As of 0.2.15, Hail includes an optimizer pass that tries to rewrite filter / filter_rows method calls as filter_intervals when possible. This can make pipelines orders of magnitude faster, since it reduces the amount of data read from disk – and data you don’t read can’t slow you down! You’ll know this is happening if you see messages about Hail reading X of Y data partitions.

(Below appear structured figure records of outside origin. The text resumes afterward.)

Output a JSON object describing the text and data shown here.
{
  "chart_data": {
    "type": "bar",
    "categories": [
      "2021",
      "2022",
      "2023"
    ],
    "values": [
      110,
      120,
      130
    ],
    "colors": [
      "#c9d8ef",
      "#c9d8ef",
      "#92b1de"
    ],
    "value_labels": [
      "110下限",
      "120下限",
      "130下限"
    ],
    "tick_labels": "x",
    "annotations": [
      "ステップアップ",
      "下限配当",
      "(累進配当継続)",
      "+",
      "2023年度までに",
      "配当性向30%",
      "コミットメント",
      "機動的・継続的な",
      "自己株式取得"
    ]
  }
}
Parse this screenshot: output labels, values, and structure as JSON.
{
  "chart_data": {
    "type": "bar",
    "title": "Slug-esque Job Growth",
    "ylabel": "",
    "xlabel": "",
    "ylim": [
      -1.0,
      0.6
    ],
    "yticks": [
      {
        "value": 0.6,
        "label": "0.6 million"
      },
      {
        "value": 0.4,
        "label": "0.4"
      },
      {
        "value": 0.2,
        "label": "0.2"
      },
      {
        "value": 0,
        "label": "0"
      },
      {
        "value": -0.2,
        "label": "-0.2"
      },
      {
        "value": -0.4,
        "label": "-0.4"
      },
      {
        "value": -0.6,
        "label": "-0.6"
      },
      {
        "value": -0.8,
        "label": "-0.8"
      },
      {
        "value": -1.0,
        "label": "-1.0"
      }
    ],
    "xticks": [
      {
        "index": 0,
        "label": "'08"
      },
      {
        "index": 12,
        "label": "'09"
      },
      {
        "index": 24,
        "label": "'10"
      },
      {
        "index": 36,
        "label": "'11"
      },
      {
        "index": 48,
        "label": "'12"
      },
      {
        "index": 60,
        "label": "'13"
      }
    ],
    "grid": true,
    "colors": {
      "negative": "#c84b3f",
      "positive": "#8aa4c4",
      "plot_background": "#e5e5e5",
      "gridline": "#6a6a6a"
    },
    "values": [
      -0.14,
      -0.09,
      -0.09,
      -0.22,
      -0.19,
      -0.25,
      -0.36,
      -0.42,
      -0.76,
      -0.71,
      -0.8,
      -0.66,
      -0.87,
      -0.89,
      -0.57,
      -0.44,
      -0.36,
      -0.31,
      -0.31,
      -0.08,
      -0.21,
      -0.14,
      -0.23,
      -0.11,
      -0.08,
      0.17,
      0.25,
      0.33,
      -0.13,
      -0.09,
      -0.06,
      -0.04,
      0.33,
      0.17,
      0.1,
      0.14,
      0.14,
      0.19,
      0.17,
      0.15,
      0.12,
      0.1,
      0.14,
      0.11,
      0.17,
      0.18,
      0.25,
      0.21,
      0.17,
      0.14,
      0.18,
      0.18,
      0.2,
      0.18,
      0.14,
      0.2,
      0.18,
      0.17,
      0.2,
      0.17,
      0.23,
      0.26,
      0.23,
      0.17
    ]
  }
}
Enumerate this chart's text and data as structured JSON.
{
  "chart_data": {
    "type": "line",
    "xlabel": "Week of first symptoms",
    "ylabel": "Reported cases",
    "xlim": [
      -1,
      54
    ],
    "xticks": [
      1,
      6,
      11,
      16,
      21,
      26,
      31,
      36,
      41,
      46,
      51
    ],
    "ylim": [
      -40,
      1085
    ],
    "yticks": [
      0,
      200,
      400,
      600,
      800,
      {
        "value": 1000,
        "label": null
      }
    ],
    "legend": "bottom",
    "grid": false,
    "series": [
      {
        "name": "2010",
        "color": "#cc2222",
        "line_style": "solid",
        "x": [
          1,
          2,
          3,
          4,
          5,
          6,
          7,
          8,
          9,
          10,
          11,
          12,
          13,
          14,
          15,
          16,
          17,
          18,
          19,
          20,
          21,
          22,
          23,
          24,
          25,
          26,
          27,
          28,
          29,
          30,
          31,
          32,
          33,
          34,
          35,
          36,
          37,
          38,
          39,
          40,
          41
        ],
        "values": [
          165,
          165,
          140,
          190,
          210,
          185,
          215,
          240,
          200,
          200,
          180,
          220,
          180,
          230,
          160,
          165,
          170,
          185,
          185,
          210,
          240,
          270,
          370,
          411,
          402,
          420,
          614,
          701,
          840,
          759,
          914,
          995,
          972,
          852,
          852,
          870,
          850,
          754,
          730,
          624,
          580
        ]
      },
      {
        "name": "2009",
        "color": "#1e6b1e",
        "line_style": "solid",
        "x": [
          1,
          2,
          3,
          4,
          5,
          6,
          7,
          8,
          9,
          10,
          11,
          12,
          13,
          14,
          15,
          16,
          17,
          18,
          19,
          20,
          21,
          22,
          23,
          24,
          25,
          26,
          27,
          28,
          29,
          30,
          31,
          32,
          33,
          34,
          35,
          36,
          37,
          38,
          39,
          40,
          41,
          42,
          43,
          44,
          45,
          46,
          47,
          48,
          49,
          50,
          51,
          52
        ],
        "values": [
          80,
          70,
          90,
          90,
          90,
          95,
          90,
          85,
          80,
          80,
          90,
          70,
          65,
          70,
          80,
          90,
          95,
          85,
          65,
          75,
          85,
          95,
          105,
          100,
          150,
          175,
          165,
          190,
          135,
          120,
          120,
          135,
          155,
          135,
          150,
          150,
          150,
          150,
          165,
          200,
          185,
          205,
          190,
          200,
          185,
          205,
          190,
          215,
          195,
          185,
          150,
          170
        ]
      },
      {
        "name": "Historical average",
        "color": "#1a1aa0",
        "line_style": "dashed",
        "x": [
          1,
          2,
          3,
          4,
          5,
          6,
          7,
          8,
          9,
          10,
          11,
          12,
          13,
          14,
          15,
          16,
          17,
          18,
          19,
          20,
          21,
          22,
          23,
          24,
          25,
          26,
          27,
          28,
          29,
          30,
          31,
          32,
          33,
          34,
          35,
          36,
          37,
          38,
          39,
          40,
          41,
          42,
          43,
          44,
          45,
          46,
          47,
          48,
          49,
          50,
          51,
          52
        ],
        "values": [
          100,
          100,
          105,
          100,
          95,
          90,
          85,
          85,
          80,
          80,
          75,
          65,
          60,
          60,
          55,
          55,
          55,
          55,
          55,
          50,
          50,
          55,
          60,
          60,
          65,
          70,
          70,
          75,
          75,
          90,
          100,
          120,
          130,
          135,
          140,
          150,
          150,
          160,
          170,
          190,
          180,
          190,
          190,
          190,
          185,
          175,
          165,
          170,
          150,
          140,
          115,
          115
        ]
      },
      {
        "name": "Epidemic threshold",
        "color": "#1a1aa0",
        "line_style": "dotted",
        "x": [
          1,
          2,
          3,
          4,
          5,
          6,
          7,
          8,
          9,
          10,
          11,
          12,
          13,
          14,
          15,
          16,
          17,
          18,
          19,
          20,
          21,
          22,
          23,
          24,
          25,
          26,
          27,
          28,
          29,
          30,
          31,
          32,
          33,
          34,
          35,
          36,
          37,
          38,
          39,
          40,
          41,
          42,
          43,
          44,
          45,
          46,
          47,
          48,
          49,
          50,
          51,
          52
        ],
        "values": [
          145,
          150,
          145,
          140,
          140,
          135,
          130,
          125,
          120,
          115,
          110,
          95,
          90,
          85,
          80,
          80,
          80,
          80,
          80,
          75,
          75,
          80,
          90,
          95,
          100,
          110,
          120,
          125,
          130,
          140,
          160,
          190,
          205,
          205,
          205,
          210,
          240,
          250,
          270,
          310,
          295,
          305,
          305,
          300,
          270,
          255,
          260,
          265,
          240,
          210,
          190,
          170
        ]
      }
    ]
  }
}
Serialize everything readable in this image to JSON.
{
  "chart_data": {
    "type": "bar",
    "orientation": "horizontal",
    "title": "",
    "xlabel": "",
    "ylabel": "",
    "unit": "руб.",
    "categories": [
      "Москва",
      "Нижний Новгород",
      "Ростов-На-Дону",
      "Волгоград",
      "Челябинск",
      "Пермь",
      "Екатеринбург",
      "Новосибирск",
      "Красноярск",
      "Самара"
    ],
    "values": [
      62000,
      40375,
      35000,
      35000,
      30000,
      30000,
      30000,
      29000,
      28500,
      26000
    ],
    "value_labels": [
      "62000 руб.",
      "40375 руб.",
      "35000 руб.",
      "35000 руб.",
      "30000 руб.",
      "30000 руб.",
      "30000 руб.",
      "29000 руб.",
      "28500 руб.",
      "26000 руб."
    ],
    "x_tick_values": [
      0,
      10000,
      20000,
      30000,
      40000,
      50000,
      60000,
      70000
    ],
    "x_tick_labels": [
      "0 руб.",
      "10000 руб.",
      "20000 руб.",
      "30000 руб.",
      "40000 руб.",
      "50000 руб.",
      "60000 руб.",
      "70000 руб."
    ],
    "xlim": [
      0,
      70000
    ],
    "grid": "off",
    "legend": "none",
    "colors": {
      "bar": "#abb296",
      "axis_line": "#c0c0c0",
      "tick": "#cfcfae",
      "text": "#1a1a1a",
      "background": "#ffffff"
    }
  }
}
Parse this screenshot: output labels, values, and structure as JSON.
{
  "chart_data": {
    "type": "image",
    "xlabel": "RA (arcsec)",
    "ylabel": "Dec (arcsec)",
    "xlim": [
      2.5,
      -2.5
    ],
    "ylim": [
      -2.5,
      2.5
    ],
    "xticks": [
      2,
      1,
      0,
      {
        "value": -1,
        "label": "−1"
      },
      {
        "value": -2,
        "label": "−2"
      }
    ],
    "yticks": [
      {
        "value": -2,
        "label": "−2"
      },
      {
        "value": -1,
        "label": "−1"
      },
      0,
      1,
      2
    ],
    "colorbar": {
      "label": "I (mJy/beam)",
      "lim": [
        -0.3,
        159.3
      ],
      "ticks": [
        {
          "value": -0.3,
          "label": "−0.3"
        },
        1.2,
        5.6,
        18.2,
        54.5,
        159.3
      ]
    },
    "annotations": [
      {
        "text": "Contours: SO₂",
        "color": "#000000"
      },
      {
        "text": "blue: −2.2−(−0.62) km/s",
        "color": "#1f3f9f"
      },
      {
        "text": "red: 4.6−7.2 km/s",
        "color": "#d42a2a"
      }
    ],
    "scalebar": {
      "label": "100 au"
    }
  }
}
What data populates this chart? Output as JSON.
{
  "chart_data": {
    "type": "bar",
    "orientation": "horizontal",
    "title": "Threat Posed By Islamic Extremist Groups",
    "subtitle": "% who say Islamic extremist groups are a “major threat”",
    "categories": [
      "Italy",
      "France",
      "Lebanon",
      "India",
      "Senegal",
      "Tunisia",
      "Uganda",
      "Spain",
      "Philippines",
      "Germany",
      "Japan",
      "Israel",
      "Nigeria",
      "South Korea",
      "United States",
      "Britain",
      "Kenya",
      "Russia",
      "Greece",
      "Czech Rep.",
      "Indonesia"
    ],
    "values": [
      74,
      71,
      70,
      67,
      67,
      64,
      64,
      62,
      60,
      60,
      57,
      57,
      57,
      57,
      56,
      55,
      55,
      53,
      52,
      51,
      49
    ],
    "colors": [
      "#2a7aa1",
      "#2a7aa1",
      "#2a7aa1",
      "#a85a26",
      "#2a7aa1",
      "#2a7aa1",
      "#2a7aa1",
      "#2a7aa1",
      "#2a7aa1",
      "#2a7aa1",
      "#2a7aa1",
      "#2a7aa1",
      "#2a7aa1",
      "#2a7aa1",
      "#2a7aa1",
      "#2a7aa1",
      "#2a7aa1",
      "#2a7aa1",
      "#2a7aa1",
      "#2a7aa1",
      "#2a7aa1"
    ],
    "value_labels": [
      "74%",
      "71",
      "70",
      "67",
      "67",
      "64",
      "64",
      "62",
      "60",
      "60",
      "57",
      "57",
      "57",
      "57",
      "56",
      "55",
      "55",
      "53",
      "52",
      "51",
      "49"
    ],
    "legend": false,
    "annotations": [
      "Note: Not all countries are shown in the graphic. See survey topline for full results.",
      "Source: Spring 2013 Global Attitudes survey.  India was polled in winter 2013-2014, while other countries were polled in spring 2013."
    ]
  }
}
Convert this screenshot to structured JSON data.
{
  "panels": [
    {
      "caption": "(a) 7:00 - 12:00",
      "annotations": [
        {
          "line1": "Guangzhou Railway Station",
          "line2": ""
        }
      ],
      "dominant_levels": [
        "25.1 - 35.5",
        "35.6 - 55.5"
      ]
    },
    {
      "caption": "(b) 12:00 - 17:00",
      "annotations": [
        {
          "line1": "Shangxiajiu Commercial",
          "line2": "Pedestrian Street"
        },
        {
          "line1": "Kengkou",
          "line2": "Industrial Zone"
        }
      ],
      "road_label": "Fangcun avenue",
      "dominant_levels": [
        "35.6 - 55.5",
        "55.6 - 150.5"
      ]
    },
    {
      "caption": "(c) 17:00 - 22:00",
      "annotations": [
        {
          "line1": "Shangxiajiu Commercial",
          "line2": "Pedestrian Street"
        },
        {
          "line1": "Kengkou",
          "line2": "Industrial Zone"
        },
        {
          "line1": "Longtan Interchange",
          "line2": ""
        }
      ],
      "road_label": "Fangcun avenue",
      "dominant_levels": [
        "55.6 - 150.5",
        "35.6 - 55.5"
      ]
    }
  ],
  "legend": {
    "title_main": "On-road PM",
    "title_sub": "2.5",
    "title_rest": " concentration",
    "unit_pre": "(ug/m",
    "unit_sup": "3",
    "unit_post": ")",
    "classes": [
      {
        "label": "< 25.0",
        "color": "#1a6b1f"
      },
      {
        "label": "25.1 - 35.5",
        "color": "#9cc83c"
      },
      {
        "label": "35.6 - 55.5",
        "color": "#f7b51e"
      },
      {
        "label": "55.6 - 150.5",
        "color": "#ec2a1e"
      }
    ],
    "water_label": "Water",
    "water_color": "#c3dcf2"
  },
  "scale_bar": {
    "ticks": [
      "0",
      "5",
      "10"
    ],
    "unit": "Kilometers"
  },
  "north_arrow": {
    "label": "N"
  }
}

Example queries are below. Specifically, this optimization pass looks for comparisons between key fields and constant values:

>>> mt.filter_rows(mt.locus.contig == '16').count_rows()
2019-06-07 17:16:01 Hail: INFO: reading 5 of 128 data partitions
384

>>> mt.filter_rows((mt.locus.contig == '16') | (mt.locus.contig == '19')).count_rows()
2019-06-07 17:16:07 Hail: INFO: reading 10 of 128 data partitions
730

>>> mt.filter_rows(hl.literal({'16', '19'}).contains(mt.locus.contig)).count_rows()
2019-06-07 17:16:19 Hail: INFO: reading 10 of 128 data partitions
730

In [10]: mt.filter_rows((mt.locus.contig == '16') & (mt.locus.position > 10_000_000)).count_rows()
2019-06-07 17:16:24 Hail: INFO: reading 4 of 128 data partitions
Out[10]: 302

>>> mt.filter_rows(mt.locus == hl.parse_locus('1:3761547')).count_rows()
2019-06-07 17:16:32 Hail: INFO: reading 1 of 128 data partitions
1

>>> mt.filter_rows(hl.parse_locus_interval('16:20000000-30000000').contains(mt.locus)).count_rows()
2019-06-07 17:16:55 Hail: INFO: reading 1 of 128 data partitions
35

In conclusion, if you see a message that looks like an interval filter you didn’t write yourself, you didn’t do anything wrong – Hail is doing something cool.